![](/img/trans.png)
[英]Calculate minimum value for each column of multi-indexed DataFrame in pandas
[英]Calculate time-based rolling average on multi-indexed dataframe
我有一個多索引 dataframe,我將它與掩碼組合在一起。 之后,我想計算基於時間的滾動平均值。
time = pd.date_range('2000-05-01', freq='24H', periods=10)
mult_index = pd.MultiIndex.from_product([time, [0,1]], names=["time", "number"])
data = pd.DataFrame(range(20), index=mult_index)
mask = list(range(5)) * 4
data.groupby(mask).rolling("2d", on=mult_index.levels[0]).mean()
但是,這引發了異常:
Traceback (most recent call last):
File "C:\Users\bi4372\.conda\envs\EnergyTimeSeriesFramework\lib\site-packages\IPython\core\interactiveshell.py", line 3331, in run_code
exec(code_obj, self.user_global_ns, self.user_ns)
File "<ipython-input-77-e484a6b352eb>", line 1, in <module>
rolling.count()
File "C:\Users\bi4372\.conda\envs\EnergyTimeSeriesFramework\lib\site-packages\pandas\core\window\common.py", line 40, in outer
return self._groupby.apply(f)
File "C:\Users\bi4372\.conda\envs\EnergyTimeSeriesFramework\lib\site-packages\pandas\core\groupby\groupby.py", line 735, in apply
result = self._python_apply_general(f)
File "C:\Users\bi4372\.conda\envs\EnergyTimeSeriesFramework\lib\site-packages\pandas\core\groupby\groupby.py", line 751, in _python_apply_general
keys, values, mutated = self.grouper.apply(f, self._selected_obj, self.axis)
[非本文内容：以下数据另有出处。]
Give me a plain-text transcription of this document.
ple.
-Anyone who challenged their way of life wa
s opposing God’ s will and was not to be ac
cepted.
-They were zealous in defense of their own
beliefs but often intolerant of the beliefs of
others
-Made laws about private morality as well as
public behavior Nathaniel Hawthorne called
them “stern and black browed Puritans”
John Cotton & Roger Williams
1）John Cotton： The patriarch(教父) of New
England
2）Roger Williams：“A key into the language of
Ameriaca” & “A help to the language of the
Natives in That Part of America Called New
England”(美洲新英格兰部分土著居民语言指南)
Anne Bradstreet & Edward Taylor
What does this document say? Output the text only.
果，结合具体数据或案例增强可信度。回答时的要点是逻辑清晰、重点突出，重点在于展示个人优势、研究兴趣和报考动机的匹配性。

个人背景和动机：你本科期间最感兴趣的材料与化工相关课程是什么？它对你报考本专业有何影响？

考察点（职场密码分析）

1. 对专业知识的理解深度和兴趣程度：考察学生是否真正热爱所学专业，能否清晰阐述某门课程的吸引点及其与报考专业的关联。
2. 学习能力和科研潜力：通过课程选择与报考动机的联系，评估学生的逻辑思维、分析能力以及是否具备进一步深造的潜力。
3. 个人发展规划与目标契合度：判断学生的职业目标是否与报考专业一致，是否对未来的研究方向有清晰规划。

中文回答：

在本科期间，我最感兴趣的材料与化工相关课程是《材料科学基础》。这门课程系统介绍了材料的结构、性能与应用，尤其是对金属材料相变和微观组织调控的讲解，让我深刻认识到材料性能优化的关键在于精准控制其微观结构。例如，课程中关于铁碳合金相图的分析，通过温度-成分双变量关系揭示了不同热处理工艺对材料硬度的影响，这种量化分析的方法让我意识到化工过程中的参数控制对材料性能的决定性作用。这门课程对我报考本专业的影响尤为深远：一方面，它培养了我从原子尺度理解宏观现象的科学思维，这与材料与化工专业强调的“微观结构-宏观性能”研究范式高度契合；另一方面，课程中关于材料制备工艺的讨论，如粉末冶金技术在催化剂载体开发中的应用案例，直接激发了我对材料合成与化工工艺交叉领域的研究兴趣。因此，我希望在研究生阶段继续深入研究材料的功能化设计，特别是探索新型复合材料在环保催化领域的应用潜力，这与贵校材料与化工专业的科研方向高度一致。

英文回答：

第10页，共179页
File "C:\Users\bi4372\.conda\envs\EnergyTimeSeriesFramework\lib\site-packages\pandas\core\groupby\ops.py", line 206, in apply
res = f(group)
File "C:\Users\bi4372\.conda\envs\EnergyTimeSeriesFramework\lib\site-packages\pandas\core\window\common.py", line 38, in f
return getattr(x, name)(*args, **kwargs)
File "C:\Users\bi4372\.conda\envs\EnergyTimeSeriesFramework\lib\site-packages\pandas\core\window\rolling.py", line 1969, in count
return self._apply(window_func, center=self.center, name="count")
File "C:\Users\bi4372\.conda\envs\EnergyTimeSeriesFramework\lib\site-packages\pandas\core\window\rolling.py", line 518, in _apply
return self._wrap_results(results, block_list, obj, exclude)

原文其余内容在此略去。